Speaking briefly today at the Interweaving Conference at Moray House School of Education at the University of Edinburgh as part of a showcase of the work of the Centre for Research in Digital Education. My slides are below although out of context they might not reveal all that much. I intend to record some narration later and make it available here. More importantly, I am speaking alongside colleagues about some incredible projects at the Centre: the Learning Analytics Report Card (LARC), Computational Thinking in Primary Schools, Professional Learning Communities, Supporting Higher Education to Integrate Learning Analytics (SHEILA), and Digital Play. A good range of projects from the Centre and eager to learn more about colleagues’ work at Moray House.

The REAR project: Correct community response to aftershocks reduces subsequent loss of life in earthquake-stricken areas but local response can be delayed or inhibited by social, cultural and political factors. Effective, large-scale user engagement with appropriate information, so essential in emergency response, requires work on developing public awareness at scale, designing effective co-learning across multiple stakeholder groups, and building a deep understanding of the social and gender issues which might limit, or enable, user engagement.

This project is led by John McCloskey and Mark Naylor in the School of Geosciences at the University of Edinburgh: the Centre for Research in Digital Education is leading the education, learning and engagement strand of the work.

 

 

By Michael Gallagher

My name is Michael Sean Gallagher. I am a Lecturer in Digital Education at the Centre for Research in Digital Education at the University of Edinburgh.
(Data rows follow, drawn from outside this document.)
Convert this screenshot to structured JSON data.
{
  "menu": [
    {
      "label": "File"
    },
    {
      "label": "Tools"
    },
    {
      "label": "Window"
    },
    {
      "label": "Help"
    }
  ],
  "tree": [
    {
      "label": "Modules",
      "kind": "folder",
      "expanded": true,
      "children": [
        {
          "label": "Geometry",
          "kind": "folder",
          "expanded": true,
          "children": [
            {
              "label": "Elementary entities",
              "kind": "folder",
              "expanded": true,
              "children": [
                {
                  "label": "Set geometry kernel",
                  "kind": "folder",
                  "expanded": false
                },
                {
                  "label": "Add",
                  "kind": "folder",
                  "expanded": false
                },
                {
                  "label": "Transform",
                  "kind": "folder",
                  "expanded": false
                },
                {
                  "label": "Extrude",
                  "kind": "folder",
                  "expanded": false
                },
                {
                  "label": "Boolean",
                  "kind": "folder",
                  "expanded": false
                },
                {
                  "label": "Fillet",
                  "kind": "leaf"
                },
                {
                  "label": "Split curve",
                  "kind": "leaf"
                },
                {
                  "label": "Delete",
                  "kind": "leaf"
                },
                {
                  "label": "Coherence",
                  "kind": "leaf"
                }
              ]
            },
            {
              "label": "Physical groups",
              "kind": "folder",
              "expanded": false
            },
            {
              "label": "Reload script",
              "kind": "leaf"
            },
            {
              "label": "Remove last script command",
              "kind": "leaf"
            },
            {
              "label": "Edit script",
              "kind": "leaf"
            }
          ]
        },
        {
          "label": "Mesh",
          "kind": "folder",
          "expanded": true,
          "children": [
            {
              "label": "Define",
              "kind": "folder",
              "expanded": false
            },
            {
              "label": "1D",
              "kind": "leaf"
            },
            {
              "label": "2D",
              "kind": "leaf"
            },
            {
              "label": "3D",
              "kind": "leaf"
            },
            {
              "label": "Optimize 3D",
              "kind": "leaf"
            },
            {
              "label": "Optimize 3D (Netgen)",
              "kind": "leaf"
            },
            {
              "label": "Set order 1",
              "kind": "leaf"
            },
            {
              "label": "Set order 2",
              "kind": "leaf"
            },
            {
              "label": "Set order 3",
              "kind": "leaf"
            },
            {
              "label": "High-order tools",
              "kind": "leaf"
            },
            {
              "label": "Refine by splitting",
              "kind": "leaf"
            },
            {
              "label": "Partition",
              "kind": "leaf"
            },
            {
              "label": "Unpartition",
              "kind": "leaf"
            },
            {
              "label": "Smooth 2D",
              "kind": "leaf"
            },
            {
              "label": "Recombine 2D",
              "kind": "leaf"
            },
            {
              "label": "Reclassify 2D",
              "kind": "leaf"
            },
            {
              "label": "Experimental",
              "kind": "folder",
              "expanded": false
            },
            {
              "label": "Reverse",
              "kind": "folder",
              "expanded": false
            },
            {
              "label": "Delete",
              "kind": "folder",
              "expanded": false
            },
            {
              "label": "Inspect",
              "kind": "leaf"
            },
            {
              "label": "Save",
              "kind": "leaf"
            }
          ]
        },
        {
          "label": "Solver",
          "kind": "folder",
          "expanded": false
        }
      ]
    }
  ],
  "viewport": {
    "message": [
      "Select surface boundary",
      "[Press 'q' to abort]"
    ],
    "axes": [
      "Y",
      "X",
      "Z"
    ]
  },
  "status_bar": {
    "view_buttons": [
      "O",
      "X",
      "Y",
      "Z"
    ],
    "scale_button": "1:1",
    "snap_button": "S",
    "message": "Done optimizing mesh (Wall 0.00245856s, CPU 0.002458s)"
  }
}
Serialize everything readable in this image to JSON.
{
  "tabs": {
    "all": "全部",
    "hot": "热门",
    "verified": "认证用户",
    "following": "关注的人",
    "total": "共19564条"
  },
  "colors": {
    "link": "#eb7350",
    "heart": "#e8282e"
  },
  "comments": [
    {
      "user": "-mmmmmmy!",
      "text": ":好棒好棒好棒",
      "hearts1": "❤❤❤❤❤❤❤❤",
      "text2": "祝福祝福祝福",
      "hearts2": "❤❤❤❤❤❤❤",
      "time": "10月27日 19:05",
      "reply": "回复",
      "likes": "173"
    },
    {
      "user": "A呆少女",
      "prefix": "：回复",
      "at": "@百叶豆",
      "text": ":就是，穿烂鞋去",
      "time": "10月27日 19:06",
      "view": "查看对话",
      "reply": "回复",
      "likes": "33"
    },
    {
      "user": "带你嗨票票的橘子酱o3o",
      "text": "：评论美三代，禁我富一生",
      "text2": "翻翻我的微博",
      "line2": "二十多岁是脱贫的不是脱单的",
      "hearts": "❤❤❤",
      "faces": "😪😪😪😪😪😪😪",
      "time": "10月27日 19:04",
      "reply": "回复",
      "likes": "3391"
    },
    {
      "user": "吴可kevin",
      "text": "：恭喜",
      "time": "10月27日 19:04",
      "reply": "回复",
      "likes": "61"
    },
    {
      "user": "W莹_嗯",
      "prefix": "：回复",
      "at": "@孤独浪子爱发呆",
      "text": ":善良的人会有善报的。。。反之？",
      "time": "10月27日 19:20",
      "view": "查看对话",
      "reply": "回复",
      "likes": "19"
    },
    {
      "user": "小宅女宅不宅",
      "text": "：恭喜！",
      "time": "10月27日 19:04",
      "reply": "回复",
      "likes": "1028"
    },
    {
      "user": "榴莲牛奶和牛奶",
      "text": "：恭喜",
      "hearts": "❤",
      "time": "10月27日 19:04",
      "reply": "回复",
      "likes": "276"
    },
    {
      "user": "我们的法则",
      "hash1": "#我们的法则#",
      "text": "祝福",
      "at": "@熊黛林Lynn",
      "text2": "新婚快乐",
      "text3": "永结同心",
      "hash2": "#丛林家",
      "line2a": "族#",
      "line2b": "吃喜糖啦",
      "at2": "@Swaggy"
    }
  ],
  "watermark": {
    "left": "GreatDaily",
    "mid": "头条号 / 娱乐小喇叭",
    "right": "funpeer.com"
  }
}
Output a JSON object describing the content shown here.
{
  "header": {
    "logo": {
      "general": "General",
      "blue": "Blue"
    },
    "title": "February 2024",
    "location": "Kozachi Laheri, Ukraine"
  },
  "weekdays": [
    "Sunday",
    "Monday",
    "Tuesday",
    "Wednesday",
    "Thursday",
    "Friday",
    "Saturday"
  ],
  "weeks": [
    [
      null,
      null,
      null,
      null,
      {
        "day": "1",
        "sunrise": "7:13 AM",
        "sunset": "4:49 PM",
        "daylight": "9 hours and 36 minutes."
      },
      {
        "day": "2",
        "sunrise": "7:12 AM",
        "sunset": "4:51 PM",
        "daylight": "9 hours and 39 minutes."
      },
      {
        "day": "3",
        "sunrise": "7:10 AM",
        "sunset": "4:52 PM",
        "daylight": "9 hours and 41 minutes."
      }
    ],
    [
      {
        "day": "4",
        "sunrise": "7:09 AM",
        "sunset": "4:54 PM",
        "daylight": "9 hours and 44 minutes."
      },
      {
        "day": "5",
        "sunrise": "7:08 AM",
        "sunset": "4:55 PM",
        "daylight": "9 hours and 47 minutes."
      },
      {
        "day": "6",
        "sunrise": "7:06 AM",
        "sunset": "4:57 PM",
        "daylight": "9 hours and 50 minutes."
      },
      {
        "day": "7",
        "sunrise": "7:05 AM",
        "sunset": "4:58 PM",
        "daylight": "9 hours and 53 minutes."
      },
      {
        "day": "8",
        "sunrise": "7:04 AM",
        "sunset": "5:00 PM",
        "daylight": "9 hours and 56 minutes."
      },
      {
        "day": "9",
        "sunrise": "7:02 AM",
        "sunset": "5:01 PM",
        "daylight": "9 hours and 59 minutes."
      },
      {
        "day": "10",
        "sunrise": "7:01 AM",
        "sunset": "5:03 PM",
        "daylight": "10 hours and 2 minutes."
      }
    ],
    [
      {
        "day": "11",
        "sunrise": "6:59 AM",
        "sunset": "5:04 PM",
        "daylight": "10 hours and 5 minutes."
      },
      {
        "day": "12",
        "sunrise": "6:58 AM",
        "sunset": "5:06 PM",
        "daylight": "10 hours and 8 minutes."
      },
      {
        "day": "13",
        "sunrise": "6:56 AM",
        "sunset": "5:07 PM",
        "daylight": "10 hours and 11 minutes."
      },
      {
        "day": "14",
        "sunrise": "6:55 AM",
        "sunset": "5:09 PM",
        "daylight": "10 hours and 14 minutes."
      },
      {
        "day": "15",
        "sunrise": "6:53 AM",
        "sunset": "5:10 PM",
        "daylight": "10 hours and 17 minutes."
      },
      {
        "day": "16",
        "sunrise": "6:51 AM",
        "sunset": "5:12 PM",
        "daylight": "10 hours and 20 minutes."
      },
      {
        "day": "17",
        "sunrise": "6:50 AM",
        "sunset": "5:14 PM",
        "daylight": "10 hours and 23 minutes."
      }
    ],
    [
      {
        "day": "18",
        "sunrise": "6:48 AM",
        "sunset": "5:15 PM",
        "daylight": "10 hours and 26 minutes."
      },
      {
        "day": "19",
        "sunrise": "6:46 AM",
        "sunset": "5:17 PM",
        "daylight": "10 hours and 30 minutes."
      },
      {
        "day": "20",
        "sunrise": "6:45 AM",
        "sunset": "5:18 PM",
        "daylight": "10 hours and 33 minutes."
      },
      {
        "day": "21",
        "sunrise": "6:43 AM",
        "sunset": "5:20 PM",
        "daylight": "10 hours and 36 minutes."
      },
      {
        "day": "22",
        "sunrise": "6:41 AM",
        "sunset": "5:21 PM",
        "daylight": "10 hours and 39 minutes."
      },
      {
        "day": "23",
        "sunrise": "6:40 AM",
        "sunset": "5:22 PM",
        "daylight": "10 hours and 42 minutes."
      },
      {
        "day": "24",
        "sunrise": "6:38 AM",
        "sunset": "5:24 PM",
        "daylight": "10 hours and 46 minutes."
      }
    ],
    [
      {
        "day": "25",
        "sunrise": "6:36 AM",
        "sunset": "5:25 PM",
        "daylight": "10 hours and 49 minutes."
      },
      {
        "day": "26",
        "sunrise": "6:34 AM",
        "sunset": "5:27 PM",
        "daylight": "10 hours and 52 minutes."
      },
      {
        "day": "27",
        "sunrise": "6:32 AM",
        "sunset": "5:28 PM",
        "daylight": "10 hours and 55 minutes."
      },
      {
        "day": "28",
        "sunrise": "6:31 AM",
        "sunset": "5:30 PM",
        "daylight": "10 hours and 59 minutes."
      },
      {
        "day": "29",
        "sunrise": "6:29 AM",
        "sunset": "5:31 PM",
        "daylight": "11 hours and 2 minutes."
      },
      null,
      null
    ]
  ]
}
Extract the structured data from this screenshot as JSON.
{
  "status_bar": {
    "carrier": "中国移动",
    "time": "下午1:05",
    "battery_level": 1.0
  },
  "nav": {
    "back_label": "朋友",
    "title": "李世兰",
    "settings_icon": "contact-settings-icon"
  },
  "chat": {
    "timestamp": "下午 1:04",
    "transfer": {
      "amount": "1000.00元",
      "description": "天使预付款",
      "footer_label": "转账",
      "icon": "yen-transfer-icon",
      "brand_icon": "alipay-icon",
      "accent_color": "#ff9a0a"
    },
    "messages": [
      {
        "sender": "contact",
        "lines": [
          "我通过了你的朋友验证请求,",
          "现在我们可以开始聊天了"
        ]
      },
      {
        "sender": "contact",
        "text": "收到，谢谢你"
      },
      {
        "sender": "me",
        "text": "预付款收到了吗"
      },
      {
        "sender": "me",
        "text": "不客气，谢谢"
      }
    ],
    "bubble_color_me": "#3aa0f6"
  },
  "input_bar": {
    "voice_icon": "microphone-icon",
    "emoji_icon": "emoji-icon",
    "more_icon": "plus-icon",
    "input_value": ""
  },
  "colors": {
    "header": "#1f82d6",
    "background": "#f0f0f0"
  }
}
I am Co-Founder and Director of Panoply Digital, a consultancy dedicated to ICT and mobile for development (M4D); we have worked with USAID, GSMA, UN Habitat, Cambridge University and more on education and development projects. I was a researcher on the Near Futures Teaching project, a project that explores how teaching at The University of Edinburgh unfold over the coming decades, as technology, social trends, patterns of mobility, new methods and new media continue to shift what it means to be at university. Previously, I was the Research Associate on the NERC, ESRC, and AHRC Global Challenges Research Fund sponsored GCRF Research for Emergency Aftershock Forecasting (REAR) project. I was an Assistant Professor at Hankuk University of Foreign Studies (한국외국어대학교) in Seoul, Korea. I have also completed a doctorate at University College London (formerly the independent Institute of Education, University of London) on mobile learning in the humanities in Korea.